Site pairing or reconnect fails with SocketTimeoutException in Protection & Recovery UI
search cancel

Site pairing or reconnect fails with SocketTimeoutException in Protection & Recovery UI

book

Article ID: 441855

calendar_today

Updated On:

Products

VMware Live Recovery

Issue/Introduction

  • The site pairing process and RECONNECT operations fail within the Protection & Recovery or the Disaster Recovery interface. 
  • This problem typically occurs in configurations where multiple Primary appliances are linked to a single Remote site appliance containing several SRM-only appliances.

Environment

  • Protection & Recovery 9.x
  • VMware Live Recovery 9.0.x
  • vSphere Replication

Cause

  • The failure is rooted in the pairing workflow's use of the HmsRemoteSiteManager.getHmsInfo() method, which checks configured HMS sites one after another.
  • In complex environments with many site pairs (e.g., 7 or 8), the total time required for these sequential health checks often surpasses the default 30-second socket timeout.
  • The HMS logs from the protected site will have the below errors:


com.vmware.srm.client.topology.client.view.availability.ExtensionServer$GetPairFailedException: Unable to retrieve pairs from extension server at https://Remote_Site_HMS:443/vrms. Unable to connect to HBR Management Server at https://Remote_Site_HMS:443/vrms.
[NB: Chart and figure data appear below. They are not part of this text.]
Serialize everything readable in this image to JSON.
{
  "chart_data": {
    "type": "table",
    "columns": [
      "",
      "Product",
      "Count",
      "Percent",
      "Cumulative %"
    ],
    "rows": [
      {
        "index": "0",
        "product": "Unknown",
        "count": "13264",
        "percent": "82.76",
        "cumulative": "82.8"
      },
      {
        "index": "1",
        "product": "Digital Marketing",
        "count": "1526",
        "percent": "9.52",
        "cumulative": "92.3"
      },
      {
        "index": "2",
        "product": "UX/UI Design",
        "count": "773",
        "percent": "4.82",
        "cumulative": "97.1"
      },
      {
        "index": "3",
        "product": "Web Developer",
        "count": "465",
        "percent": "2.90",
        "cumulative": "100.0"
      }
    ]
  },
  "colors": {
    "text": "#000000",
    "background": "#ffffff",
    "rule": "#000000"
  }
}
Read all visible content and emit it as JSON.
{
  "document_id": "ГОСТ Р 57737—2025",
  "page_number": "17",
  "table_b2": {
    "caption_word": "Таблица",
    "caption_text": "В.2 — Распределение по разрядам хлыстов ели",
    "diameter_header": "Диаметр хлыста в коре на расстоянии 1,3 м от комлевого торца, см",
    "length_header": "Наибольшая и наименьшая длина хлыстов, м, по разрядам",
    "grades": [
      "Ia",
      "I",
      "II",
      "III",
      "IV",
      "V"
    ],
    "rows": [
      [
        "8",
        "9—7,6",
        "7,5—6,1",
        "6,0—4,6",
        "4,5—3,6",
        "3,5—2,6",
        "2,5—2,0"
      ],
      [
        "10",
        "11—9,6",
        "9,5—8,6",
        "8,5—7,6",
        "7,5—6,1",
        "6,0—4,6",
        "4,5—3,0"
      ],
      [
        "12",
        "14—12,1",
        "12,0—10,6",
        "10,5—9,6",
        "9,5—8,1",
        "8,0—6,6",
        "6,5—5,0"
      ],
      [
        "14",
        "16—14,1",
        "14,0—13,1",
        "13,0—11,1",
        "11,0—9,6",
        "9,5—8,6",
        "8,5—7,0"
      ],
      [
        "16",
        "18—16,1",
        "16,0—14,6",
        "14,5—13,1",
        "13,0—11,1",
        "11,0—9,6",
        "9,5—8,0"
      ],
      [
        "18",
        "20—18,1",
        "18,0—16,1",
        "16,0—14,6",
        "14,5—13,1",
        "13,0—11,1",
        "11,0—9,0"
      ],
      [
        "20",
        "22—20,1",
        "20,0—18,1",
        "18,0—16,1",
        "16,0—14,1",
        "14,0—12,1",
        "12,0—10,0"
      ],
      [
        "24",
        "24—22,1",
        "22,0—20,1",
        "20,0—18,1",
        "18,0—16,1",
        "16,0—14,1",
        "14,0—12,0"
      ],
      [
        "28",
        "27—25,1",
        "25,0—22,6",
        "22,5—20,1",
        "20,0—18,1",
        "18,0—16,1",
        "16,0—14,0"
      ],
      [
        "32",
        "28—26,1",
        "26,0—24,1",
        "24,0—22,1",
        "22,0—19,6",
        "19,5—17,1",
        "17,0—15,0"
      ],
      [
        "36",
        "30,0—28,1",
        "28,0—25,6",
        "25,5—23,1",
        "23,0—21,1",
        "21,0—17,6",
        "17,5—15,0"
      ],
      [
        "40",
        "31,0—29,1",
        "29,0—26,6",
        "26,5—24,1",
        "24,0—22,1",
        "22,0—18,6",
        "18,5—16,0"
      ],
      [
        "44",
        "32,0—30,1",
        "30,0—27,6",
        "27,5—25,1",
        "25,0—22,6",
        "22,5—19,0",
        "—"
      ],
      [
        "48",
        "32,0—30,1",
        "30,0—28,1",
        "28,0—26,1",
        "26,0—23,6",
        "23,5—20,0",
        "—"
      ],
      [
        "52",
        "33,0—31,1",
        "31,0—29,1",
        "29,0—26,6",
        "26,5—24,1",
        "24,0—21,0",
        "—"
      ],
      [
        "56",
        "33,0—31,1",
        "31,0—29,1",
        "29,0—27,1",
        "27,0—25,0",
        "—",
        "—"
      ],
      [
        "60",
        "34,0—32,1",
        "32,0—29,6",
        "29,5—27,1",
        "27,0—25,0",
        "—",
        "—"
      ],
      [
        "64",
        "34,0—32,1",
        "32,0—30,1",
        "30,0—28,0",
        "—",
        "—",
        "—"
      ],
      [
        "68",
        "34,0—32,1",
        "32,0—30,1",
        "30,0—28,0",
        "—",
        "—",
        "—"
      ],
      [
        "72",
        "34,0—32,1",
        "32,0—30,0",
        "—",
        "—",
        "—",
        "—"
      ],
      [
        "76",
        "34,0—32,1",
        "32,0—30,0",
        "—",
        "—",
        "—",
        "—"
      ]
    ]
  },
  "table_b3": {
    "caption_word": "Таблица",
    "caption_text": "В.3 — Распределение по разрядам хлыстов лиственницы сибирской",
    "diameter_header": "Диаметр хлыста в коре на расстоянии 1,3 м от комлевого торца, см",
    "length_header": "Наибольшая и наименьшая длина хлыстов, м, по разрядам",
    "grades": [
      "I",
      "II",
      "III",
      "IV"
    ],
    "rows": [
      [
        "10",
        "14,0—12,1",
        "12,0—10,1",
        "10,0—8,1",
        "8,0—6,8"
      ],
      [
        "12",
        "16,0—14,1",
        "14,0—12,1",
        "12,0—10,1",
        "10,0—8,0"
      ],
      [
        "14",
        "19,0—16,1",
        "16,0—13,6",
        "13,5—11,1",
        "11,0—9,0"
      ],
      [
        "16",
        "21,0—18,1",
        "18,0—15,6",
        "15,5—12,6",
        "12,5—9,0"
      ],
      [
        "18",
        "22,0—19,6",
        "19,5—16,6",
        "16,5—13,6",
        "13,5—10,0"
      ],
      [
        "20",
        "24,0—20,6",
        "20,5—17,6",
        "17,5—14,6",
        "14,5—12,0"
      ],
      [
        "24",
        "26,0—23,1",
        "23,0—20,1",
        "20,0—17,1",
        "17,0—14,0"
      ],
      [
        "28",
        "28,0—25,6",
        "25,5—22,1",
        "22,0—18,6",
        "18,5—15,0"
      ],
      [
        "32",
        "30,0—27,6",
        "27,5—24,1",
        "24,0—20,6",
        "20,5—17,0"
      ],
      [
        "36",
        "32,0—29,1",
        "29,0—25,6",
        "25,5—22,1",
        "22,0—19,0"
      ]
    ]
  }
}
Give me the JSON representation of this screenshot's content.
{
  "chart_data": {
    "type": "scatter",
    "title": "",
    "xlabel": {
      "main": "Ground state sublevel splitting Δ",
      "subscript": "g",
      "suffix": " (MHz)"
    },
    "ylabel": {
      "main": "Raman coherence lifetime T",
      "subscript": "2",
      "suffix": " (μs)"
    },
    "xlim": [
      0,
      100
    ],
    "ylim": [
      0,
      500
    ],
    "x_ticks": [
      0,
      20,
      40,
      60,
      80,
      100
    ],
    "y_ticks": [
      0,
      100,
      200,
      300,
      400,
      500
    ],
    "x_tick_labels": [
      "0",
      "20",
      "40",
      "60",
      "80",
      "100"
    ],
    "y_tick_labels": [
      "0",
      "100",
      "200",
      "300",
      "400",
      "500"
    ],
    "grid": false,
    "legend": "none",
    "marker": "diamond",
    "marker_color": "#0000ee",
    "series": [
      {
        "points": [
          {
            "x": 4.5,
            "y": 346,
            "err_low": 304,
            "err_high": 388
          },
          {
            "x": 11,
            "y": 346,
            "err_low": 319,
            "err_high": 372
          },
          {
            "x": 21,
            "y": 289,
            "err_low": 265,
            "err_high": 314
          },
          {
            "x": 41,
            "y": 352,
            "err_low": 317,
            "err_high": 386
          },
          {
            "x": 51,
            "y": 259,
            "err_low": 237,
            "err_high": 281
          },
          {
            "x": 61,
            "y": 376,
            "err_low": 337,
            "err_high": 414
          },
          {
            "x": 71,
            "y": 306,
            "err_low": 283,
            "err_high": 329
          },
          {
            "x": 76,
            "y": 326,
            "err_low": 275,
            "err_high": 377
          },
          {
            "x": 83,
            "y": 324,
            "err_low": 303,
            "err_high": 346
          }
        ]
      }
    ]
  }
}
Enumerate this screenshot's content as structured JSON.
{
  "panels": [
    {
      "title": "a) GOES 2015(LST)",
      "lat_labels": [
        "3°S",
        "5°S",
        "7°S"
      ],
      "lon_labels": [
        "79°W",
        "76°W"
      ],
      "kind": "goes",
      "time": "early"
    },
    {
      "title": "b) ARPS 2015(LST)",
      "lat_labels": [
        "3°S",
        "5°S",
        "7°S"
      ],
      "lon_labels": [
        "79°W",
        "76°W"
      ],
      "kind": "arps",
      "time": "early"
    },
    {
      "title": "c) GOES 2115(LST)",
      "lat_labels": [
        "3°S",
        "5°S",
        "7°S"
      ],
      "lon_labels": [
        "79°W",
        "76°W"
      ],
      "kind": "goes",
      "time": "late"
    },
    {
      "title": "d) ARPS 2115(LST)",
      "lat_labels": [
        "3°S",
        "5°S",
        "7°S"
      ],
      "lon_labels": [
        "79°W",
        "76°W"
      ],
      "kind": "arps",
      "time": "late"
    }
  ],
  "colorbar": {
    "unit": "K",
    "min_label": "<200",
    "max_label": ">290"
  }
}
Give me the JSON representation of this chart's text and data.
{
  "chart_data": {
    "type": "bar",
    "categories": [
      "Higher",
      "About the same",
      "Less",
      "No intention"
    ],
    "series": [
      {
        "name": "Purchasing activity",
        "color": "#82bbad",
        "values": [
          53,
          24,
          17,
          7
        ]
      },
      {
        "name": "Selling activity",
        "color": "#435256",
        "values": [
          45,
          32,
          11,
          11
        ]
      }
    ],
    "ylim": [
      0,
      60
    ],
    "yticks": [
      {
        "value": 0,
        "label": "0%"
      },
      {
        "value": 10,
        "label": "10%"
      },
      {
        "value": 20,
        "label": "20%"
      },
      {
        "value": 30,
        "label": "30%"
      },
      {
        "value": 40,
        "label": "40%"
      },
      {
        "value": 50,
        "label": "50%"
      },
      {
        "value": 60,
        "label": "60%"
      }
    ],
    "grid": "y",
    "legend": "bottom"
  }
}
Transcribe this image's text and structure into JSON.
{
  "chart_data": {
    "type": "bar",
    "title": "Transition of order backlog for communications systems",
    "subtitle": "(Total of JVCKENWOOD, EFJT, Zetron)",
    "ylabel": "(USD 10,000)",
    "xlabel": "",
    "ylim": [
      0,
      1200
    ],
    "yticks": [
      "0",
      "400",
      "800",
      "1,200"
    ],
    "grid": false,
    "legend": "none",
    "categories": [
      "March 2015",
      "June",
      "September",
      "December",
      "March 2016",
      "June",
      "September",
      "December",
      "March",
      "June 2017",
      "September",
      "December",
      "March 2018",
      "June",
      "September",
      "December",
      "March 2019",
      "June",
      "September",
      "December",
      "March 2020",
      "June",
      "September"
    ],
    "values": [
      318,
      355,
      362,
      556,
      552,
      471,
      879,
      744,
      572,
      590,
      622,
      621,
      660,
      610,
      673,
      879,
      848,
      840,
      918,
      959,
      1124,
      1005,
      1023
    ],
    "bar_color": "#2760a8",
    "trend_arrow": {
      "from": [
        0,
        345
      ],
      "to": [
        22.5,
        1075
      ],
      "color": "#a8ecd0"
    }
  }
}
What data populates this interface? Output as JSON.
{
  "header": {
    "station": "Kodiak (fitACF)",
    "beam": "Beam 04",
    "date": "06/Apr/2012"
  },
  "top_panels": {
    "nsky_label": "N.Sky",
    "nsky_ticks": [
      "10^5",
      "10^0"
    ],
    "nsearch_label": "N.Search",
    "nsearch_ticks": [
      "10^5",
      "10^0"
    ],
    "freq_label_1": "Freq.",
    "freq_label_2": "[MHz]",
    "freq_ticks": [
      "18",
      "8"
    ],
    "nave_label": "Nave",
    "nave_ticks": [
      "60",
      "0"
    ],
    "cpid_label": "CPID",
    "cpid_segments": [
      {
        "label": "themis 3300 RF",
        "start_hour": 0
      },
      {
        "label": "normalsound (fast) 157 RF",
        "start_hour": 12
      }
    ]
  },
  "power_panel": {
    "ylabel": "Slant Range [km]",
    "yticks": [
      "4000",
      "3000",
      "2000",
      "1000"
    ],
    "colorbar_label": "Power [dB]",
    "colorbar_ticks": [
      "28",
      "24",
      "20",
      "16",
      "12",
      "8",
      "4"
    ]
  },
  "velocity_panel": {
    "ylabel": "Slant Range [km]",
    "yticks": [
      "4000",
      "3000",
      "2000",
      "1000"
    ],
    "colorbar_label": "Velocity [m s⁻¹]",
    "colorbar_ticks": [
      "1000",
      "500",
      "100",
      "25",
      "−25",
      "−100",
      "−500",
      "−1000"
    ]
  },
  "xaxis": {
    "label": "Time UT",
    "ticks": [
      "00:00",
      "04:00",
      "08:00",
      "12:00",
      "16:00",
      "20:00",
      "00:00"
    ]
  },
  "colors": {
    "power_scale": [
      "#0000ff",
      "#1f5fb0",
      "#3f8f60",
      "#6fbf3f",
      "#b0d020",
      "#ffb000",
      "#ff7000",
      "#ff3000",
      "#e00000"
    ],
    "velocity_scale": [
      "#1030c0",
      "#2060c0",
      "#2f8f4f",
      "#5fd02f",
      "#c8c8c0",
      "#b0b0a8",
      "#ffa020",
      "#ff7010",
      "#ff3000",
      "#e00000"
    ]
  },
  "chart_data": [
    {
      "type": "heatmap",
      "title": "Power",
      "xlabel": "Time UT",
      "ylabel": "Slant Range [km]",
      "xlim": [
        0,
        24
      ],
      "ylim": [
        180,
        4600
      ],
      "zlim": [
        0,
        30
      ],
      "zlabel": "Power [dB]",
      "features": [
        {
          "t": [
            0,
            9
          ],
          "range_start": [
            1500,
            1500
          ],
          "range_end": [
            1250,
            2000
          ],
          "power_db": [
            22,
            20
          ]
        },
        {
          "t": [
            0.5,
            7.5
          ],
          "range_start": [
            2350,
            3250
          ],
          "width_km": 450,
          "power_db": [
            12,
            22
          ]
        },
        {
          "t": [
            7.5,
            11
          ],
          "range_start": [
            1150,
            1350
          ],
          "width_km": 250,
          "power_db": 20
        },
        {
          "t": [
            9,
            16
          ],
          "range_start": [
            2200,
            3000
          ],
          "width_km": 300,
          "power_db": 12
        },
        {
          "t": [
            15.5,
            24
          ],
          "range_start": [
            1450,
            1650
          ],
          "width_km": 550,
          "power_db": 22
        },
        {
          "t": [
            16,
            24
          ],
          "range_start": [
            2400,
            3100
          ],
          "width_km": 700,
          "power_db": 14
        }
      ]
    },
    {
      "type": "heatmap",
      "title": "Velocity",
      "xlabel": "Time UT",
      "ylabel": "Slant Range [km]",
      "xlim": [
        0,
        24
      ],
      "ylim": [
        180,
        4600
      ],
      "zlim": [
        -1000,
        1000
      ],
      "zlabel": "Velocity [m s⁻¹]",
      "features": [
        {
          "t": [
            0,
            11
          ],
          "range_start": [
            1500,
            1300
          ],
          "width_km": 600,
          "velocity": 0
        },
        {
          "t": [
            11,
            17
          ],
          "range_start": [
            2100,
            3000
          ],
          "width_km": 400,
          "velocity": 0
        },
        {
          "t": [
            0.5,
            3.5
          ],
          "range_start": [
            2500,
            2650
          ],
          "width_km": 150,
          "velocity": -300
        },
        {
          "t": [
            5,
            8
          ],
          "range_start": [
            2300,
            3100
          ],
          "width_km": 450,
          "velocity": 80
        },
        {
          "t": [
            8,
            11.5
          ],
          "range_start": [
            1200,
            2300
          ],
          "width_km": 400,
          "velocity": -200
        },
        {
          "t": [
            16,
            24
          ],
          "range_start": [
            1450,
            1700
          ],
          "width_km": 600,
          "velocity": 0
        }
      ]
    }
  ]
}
Reason: https://Remote_Site_HMS:443/vrmsinvocation failed with 
"java.net.SocketTimeoutException: 30,000 milliseconds timeout on connection http-outgoing-3822 [ACTIVE]"
        at com.vmware.srm.client.topology.impl.view.availability.ExtensionServerImpl.complete(ExtensionServerImpl.java:66)
        at com.vmware.srm.client.topology.impl.core.mxn.nodes.HmsNode.lambda$discoverNeighbours$1(HmsNode.java:79)
        at com.vmware.dr.ui.tools.reactive.impl.PromiseImpl$ErrorCompletion.complete(PromiseImpl.java:172)
        at com.vmware.dr.ui.tools.reactive.impl.PromiseImpl$Result.complete(PromiseImpl.java:43)
        at com.vmware.dr.ui.tools.reactive.impl.PromiseImpl$Completion.lambda$setResult$0(PromiseImpl.java:63)
        at com.vmware.dr.ui.tools.utilities.ThreadContext.lambda$wrap$1(ThreadContext.java:55)
        at com.vmware.dr.ui.tools.utilities.ThreadContext.execute(ThreadContext.java:209)
        at com.vmware.dr.ui.tools.utilities.ThreadContext.execute(ThreadContext.java:185)
        at com.vmware.dr.ui.tools.utilities.ThreadContext.setupContext(ThreadContext.java:76)
        at com.vmware.dr.ui.tools.utilities.ThreadContext.setupContext(ThreadContext.java:105)
        at com.vmware.dr.ui.tools.reactive.impl.PromiseImpl$Completion.lambda$setResult$1(PromiseImpl.java:63)
        at com.vmware.dr.ui.tools.utilities.AsyncConsumer$Worker.run(AsyncConsumer.java:38)
        at java.base/java.util.concurrent.ThreadPoolExecutor.runWorker(Unknown Source)
        at java.base/java.util.concurrent.ThreadPoolExecutor$Worker.run(Unknown Source)
        at java.base/java.lang.Thread.run(Unknown Source)

Resolution

  • A permanent fix is expected in a future release.
  • To workaround the issue, increase the socket timeout on all Primary site appliances and the main Remote site appliance by following these steps:
    1. Log in to each appliance via SSH as the root user.
    2. Go to the configuration directory: cd /opt/vmware/etc/dr-client/
    3. Create a backup of the properties file: cp h5dr.properties h5dr.properties.bak
    4. Open h5dr.properties and find the socketTimeout entry.
    5. Change the value from 30000 to 180000 (extending the timeout to 3 minutes).
    6. Save changes and restart the client service: systemctl restart dr-client
    7. In the vCenter plugin, select VIEW DETAILS for each pair and provide the necessary remote site credentials.